Suspect in Abe shooting has debts of ¥1 million

A man who looks like Tetsuya Yamagami is seen in this still image from a security camera in Okayama on July 7.

The suspect in the fatal shooting of Shinzo Abe was more than ¥1 million in debt when he attacked the former prime minister, investigative sources have revealed.

Tetsuya Yamagami, 41, had been spending money on materials to make weapons since last autumn, and the Nara prefectural police are investigating his financial situation prior to the incident.

After leaving the Maritime Self-Defense Force in 2005, Yamagami flitted between jobs as a part-timer and temporary worker. He had worked as a forklift driver at a factory in Kyoto Prefecture since October 2020 as a temp, but quit in May due to poor health. Since then, Yamagami is believed to have been unemployed and had no income.

According to the investigative sources, the police made inquiries at financial institutions and consumer finance firms and learned that Yamagami had about ¥200,000 left in his bank account and owed more than ¥1 million in loans at the time of the shooting.

Yamagami told the police that he “started making weapons in autumn last year.” The police found several handmade guns, an electronic scale, a blender and other tools at his home. Yamagami told the police that he used them “to make guns and live cartridges.”

Yamagami’s monthly salary as a temporary worker was about ¥200,000, and the monthly rent for his apartment was in the ¥30,000 range.

The police think most of the money he borrowed went toward making weapons, and that he may have wanted to attack Abe before his money ran out.

Letter mailed from Okayama

Yamagami has confirmed to the police he sent a letter from Okayama City on July 7, the day before the attack.

Kazuhiro Yonemoto, 71, a writer and blogger critical of the Unification Church, received a letter on a sheet of A4 paper in which Yamagami expressed strong resentment toward the religious group officially called the Family Federation for World Peace and Unification, and also hinted that he would kill Abe.
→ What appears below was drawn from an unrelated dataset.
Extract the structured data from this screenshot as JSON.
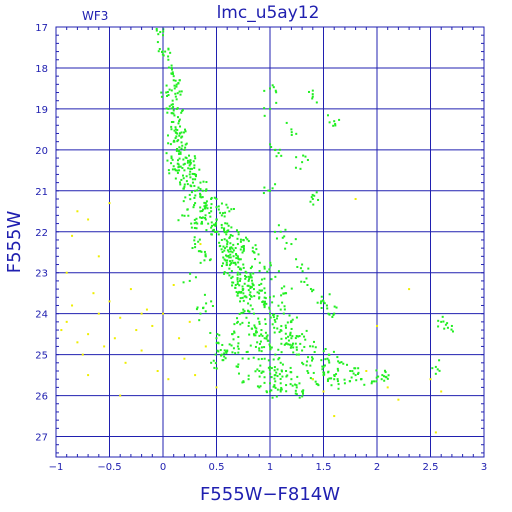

Yamagami told the police he sent the letter to Yonemoto because they had exchanged messages on his blog in the past. The police have seized the letter from Yonemoto.
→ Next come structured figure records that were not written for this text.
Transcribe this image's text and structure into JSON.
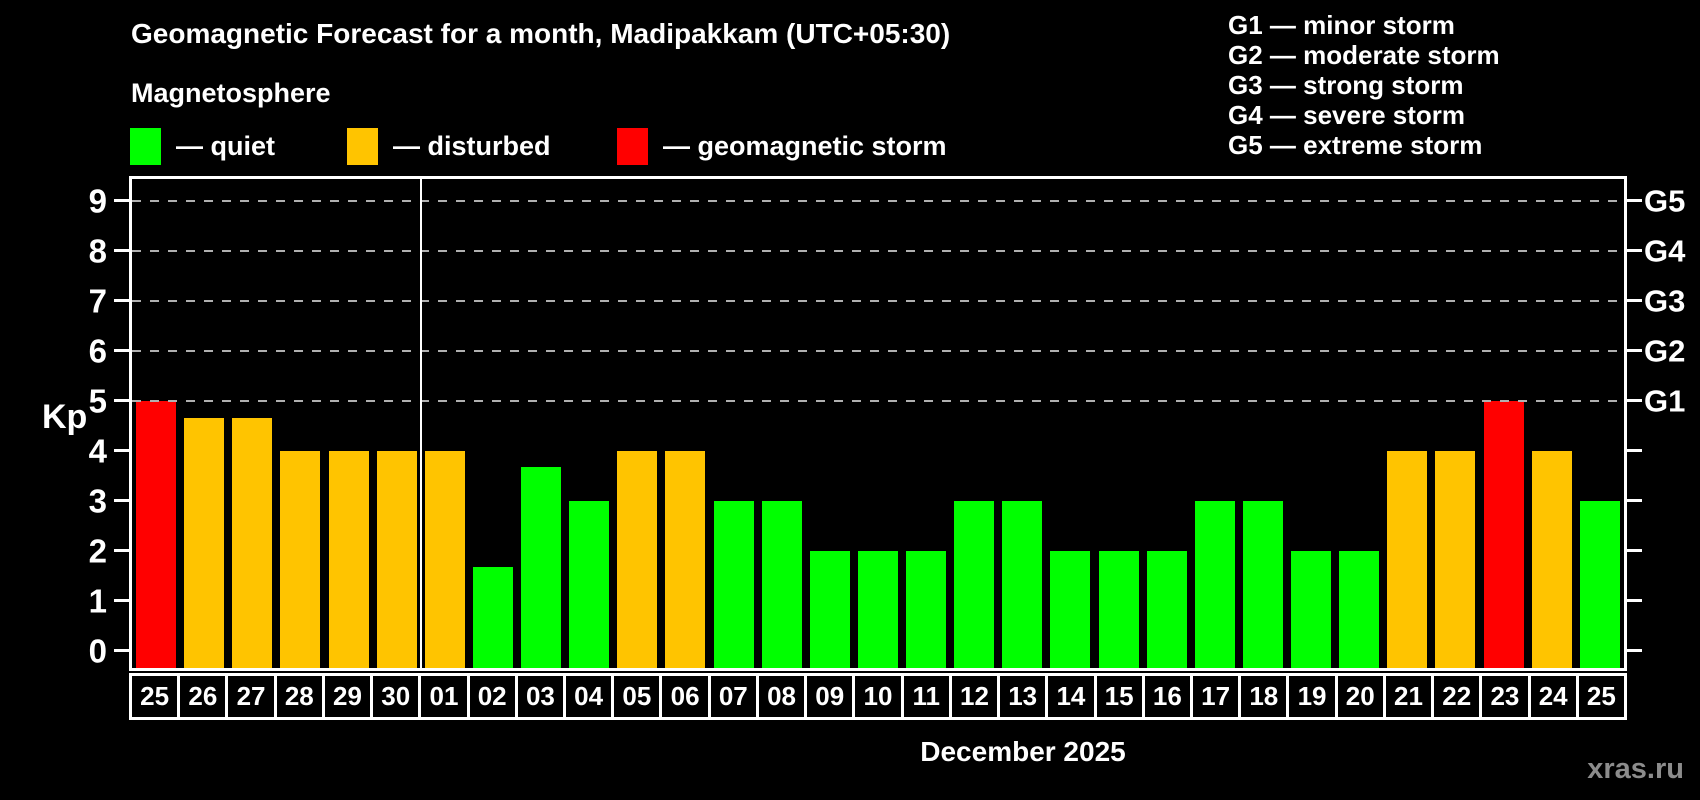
{
  "title": "Geomagnetic Forecast for a month, Madipakkam (UTC+05:30)",
  "subtitle": "Magnetosphere",
  "legend": [
    {
      "label": "— quiet",
      "color": "#00ff00",
      "status": "quiet"
    },
    {
      "label": "— disturbed",
      "color": "#ffc400",
      "status": "disturbed"
    },
    {
      "label": "— geomagnetic storm",
      "color": "#ff0000",
      "status": "storm"
    }
  ],
  "g_scale_legend": [
    "G1 — minor storm",
    "G2 — moderate storm",
    "G3 — strong storm",
    "G4 — severe storm",
    "G5 — extreme storm"
  ],
  "watermark": "xras.ru",
  "colors": {
    "background": "#000000",
    "quiet": "#00ff00",
    "disturbed": "#ffc400",
    "storm": "#ff0000",
    "grid": "#b0b0b0",
    "frame": "#ffffff",
    "watermark_gray": "#8c8c8c"
  },
  "chart_data": {
    "type": "bar",
    "title": "Geomagnetic Forecast for a month, Madipakkam (UTC+05:30)",
    "ylabel": "Kp",
    "xlabel": "December 2025",
    "ylim": [
      -0.35,
      9.45
    ],
    "y_ticks": [
      0,
      1,
      2,
      3,
      4,
      5,
      6,
      7,
      8,
      9
    ],
    "gridlines_at": [
      5,
      6,
      7,
      8,
      9
    ],
    "grid_style": "dashed",
    "legend_position": "top",
    "right_axis_labels": [
      {
        "value": 5,
        "label": "G1"
      },
      {
        "value": 6,
        "label": "G2"
      },
      {
        "value": 7,
        "label": "G3"
      },
      {
        "value": 8,
        "label": "G4"
      },
      {
        "value": 9,
        "label": "G5"
      }
    ],
    "month_separator_after_index": 5,
    "categories": [
      "25",
      "26",
      "27",
      "28",
      "29",
      "30",
      "01",
      "02",
      "03",
      "04",
      "05",
      "06",
      "07",
      "08",
      "09",
      "10",
      "11",
      "12",
      "13",
      "14",
      "15",
      "16",
      "17",
      "18",
      "19",
      "20",
      "21",
      "22",
      "23",
      "24",
      "25"
    ],
    "values": [
      5.0,
      4.67,
      4.67,
      4.0,
      4.0,
      4.0,
      4.0,
      1.67,
      3.67,
      3.0,
      4.0,
      4.0,
      3.0,
      3.0,
      2.0,
      2.0,
      2.0,
      3.0,
      3.0,
      2.0,
      2.0,
      2.0,
      3.0,
      3.0,
      2.0,
      2.0,
      4.0,
      4.0,
      5.0,
      4.0,
      3.0
    ],
    "bars": [
      {
        "day": "25",
        "kp": 5.0,
        "status": "storm"
      },
      {
        "day": "26",
        "kp": 4.67,
        "status": "disturbed"
      },
      {
        "day": "27",
        "kp": 4.67,
        "status": "disturbed"
      },
      {
        "day": "28",
        "kp": 4.0,
        "status": "disturbed"
      },
      {
        "day": "29",
        "kp": 4.0,
        "status": "disturbed"
      },
      {
        "day": "30",
        "kp": 4.0,
        "status": "disturbed"
      },
      {
        "day": "01",
        "kp": 4.0,
        "status": "disturbed"
      },
      {
        "day": "02",
        "kp": 1.67,
        "status": "quiet"
      },
      {
        "day": "03",
        "kp": 3.67,
        "status": "quiet"
      },
      {
        "day": "04",
        "kp": 3.0,
        "status": "quiet"
      },
      {
        "day": "05",
        "kp": 4.0,
        "status": "disturbed"
      },
      {
        "day": "06",
        "kp": 4.0,
        "status": "disturbed"
      },
      {
        "day": "07",
        "kp": 3.0,
        "status": "quiet"
      },
      {
        "day": "08",
        "kp": 3.0,
        "status": "quiet"
      },
      {
        "day": "09",
        "kp": 2.0,
        "status": "quiet"
      },
      {
        "day": "10",
        "kp": 2.0,
        "status": "quiet"
      },
      {
        "day": "11",
        "kp": 2.0,
        "status": "quiet"
      },
      {
        "day": "12",
        "kp": 3.0,
        "status": "quiet"
      },
      {
        "day": "13",
        "kp": 3.0,
        "status": "quiet"
      },
      {
        "day": "14",
        "kp": 2.0,
        "status": "quiet"
      },
      {
        "day": "15",
        "kp": 2.0,
        "status": "quiet"
      },
      {
        "day": "16",
        "kp": 2.0,
        "status": "quiet"
      },
      {
        "day": "17",
        "kp": 3.0,
        "status": "quiet"
      },
      {
        "day": "18",
        "kp": 3.0,
        "status": "quiet"
      },
      {
        "day": "19",
        "kp": 2.0,
        "status": "quiet"
      },
      {
        "day": "20",
        "kp": 2.0,
        "status": "quiet"
      },
      {
        "day": "21",
        "kp": 4.0,
        "status": "disturbed"
      },
      {
        "day": "22",
        "kp": 4.0,
        "status": "disturbed"
      },
      {
        "day": "23",
        "kp": 5.0,
        "status": "storm"
      },
      {
        "day": "24",
        "kp": 4.0,
        "status": "disturbed"
      },
      {
        "day": "25",
        "kp": 3.0,
        "status": "quiet"
      }
    ]
  }
}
The police found text data identical to the letter sent to Yonemoto, who lives in Matsue, on a seized computer.

The police suspect Yamagami sent the letter before going to the venue of a campaign event that Abe had been scheduled to attend.

The venue is located about 1.3 kilometers east of JR Okayama Station. A security camera at a nearby convenience store showed a man believed to be Yamagami putting a letter into a mailbox there.

The Yomiuri Shimbun obtained footage from a security camera in a shopping district located about 1.1 kilometers east of the station showing a man who looks like Yamagami walking in the direction of the venue at around 5:40 p.m. on July 7.

The police suspect Yamagami posted the letter before going to the campaign event, which started at 7 p.m.

The police found that Yamagami checked Abe’s schedule in Okayama several times on his smartphone from July 3.

A House of Councillors election candidate posted the schedule on social media on June 30.

Yamagami has told the police that he learned about Abe’s speech in Okayama City on the internet.